You are a wonderful person and your grandchildren are lucky to have you in their lives. I say this because you NOTICED. My husband and I separated 18 months ago. The most heartbreaking thing I have ever had to do was tell our children (4 and 6) that mommy and daddy are not being nice to each other and daddy is not going to live with us anymore. We are both committed to being as involved with our children as possible so we worked out a shared parenting schedule. We need our kids and they need us. Our children are with me for 3 days and then dad 3 days. Ex-husband lives 1.25 miles from our house.
I wanted to mention the parenting schedule because it is still rough on the kids. Whenever they are with one parent, they both want to know exactly what day and time they will be with the other parent. It's as if they think we are not coming back. My daughter (4) has always been a mommy's girl, but she had a particularly rough morning today. Today is day 3 with me so even though she prefers me, she still wants/needs her dad. She woke up crying because she wanted her dad. She would only put on the dress her daddy bought her and would not let go of her piggy that dad won her from a claw machine. She was mean, uncooperative and throwing a fit for 30 minutes. Like I said, rough morning.
Before all of this, I would have described her the same as you described your "old" granddaughter. When we first separated, every morning was like this morning. My daughter's preschool teacher pulled my husband and I aside one day and said she was worried because our daughter wasn't eating at school. She did not want to play with the other kids and just wanted to color pictures of mom, dad, her and brother. To this day almost every picture she draws will say the words "mom, dad, her name and her brother's name" on it somewhere. Prior to the separation, she was the most social person I had ever meet. I used to joke that I did not know how she came from the 2 of us because we are not that outgoing.
She is slowly turning back into herself. She is beginning to make friends with anyone that will stand still long enough again. :) The rough mornings are maybe a few times a month versus every day.
You are doing the right thing by talking to her and just being there....ask her questions about if she is mad, sad, mean, etc.

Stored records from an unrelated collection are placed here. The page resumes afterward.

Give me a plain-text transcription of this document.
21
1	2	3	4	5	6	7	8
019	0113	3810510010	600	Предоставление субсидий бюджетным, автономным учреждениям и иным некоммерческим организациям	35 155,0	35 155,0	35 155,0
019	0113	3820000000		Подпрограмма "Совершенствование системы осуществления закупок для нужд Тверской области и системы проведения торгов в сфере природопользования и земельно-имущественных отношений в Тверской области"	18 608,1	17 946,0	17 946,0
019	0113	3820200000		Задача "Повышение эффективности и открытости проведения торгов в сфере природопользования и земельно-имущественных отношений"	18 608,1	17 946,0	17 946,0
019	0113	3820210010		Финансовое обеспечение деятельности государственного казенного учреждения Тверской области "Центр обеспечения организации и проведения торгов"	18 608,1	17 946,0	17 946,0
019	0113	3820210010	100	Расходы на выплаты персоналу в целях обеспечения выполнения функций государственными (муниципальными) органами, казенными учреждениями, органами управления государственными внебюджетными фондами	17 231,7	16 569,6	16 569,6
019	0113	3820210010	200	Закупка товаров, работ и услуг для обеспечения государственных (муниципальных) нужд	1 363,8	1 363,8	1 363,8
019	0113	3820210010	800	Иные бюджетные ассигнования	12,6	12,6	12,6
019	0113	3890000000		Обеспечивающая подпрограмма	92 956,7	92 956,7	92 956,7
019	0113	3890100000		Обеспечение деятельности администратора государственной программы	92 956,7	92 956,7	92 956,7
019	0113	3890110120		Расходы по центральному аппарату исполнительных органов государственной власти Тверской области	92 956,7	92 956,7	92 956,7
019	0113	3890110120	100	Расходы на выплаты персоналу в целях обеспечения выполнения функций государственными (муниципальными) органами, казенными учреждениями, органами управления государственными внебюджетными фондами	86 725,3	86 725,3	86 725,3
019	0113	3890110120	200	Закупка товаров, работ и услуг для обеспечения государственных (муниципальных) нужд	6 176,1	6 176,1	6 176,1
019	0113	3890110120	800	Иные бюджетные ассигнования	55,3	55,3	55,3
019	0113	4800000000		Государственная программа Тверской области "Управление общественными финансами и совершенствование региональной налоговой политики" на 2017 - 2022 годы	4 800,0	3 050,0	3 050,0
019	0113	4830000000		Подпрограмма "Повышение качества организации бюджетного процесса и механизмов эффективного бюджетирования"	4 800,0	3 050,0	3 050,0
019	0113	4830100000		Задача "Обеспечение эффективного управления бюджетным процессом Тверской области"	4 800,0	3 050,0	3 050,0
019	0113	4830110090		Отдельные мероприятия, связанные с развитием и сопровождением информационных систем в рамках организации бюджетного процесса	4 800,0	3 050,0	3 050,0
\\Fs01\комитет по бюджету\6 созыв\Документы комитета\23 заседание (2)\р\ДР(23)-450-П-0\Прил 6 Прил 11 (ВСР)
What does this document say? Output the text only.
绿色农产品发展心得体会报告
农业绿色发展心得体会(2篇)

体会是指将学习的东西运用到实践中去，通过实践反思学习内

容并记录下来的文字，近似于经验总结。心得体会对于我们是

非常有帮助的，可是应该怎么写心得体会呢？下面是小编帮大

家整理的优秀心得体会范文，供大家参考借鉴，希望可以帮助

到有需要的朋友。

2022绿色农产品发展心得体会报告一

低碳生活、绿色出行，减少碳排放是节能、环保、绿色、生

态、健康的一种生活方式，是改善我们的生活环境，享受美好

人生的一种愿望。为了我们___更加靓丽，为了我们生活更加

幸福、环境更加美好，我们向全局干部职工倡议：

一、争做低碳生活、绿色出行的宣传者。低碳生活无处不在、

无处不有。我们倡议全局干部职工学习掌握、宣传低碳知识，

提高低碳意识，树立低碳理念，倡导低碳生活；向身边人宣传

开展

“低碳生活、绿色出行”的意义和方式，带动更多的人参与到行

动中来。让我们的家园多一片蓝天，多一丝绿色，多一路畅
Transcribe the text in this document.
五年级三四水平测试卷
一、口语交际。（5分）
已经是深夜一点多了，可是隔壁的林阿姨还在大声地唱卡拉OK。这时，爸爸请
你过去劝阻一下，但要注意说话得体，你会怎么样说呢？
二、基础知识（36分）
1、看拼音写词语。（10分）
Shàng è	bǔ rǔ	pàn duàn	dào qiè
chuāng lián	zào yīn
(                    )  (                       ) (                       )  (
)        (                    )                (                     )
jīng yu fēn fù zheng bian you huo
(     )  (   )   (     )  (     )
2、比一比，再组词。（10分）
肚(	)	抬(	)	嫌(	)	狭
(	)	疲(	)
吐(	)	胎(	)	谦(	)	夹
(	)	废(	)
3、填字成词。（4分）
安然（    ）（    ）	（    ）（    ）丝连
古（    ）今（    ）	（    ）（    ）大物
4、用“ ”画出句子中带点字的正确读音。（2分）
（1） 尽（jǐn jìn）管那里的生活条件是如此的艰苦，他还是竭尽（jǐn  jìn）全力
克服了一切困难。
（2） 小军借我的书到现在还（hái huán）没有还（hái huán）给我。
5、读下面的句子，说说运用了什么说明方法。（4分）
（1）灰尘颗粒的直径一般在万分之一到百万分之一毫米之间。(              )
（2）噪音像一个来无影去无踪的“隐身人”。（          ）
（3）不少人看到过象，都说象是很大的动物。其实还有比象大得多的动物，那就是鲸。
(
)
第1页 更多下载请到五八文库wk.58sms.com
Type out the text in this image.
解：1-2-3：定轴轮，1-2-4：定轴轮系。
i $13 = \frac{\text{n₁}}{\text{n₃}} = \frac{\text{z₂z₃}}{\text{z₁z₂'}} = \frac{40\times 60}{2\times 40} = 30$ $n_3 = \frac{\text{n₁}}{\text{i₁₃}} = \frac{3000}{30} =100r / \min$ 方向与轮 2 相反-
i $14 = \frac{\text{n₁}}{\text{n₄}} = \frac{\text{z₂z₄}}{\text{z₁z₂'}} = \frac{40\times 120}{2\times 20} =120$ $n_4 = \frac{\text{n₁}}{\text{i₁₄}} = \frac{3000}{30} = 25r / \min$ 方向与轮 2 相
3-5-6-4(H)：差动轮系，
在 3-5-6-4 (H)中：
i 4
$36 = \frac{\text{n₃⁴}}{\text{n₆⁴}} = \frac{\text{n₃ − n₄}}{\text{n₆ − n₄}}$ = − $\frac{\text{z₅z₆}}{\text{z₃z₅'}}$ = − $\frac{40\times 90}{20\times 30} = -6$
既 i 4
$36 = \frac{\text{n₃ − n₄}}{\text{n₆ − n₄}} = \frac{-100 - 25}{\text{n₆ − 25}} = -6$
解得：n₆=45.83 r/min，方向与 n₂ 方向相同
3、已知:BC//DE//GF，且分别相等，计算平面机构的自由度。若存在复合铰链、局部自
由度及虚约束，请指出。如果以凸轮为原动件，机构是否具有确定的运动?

My son was angry and withdrawn. He would snap at anyone if he did not like what they were saying. He is more of an introvert than his sister, but he seemed to be just shutting down. I made a point of asking him everyday if he was ok, who he was upset with and told him it was ok to not be happy sometimes. Sometimes things are just out of his control and it is going to make him unhappy. I told him mom/dad are unhappy sometimes too, but if he tells us when he is unhappy and why, we will do our best to try and help him. He was particularly angry/mean/aggressive speech towards his dad. We all sat down together and told the kids we know this is hard. It is hard for mom and dad too, but one of our jobs is to be the best parents we can be and mom and dad living together was not being the best parents we can be. We gave them a turn to tell us their thoughts and we addressed their fears/concerns, etc. We thanked them for telling us what was bothering them so we can try to help and then reminded them what behavior is acceptable and how to treat others. We told them what we expect out of them and what mom/dad are going to do to make this work the best we can. We reminded them, it is not acceptable to talk mean, hit, throw fits, be disrespectful, etc. just because they are not having a good day. Everyone has bad days sometimes, but it is not an excuse to be a punk and they will be punished at mom's and dad's house if their actions require it.
We have only had to have 2 of those conversations. Some days I will remind my son if he is not having a good day to just go take a timeout (some time to himself) in his room. Like I said he is an introvert and needs alone time. He is so much like me!
I believe us being consistent with how they are supposed to act has helped. They know they are not allowed a "free pass" to do whatever they want and they know what to expect out of us. Don't get me wrong, we all have had to bend on some rules. There is just no way my household or my ex's can run as smooth as it did when 2 parent's were on duty all of the time. We both get frustrated and stressed and end up yelling when the situation was not "that bad". I make sure I tell the kids I am sorry and mom needs a timeout to herself.
The best thing you can do is be there. Talk to her, listen to her, be honest on her level, reassure her it is ok to not be happy, reaffirm/reinforce what is acceptable and what is not, be consistent.
I am sure the situation is more difficult without their dad being close. I can't imagine trying to get my kids through this if my ex and I were not able to work with each other and be so close.
I just remembered for a while my son slept with a picture of his dad. Maybe that would help. He still has a piece of paper taped to his headboard that he wrote "I love mom and dad." It has been there for over a year now. We also let the kids pick a few things to take to the other's house that they got from/with the other parent. I know my son has a picture of me on his wall at his dad's. I am sure dad loves that!
I hope this helps. Feel free to send me a private message if you like. I have all kinds of things I could share!
I wish my kids had a grandparent like you.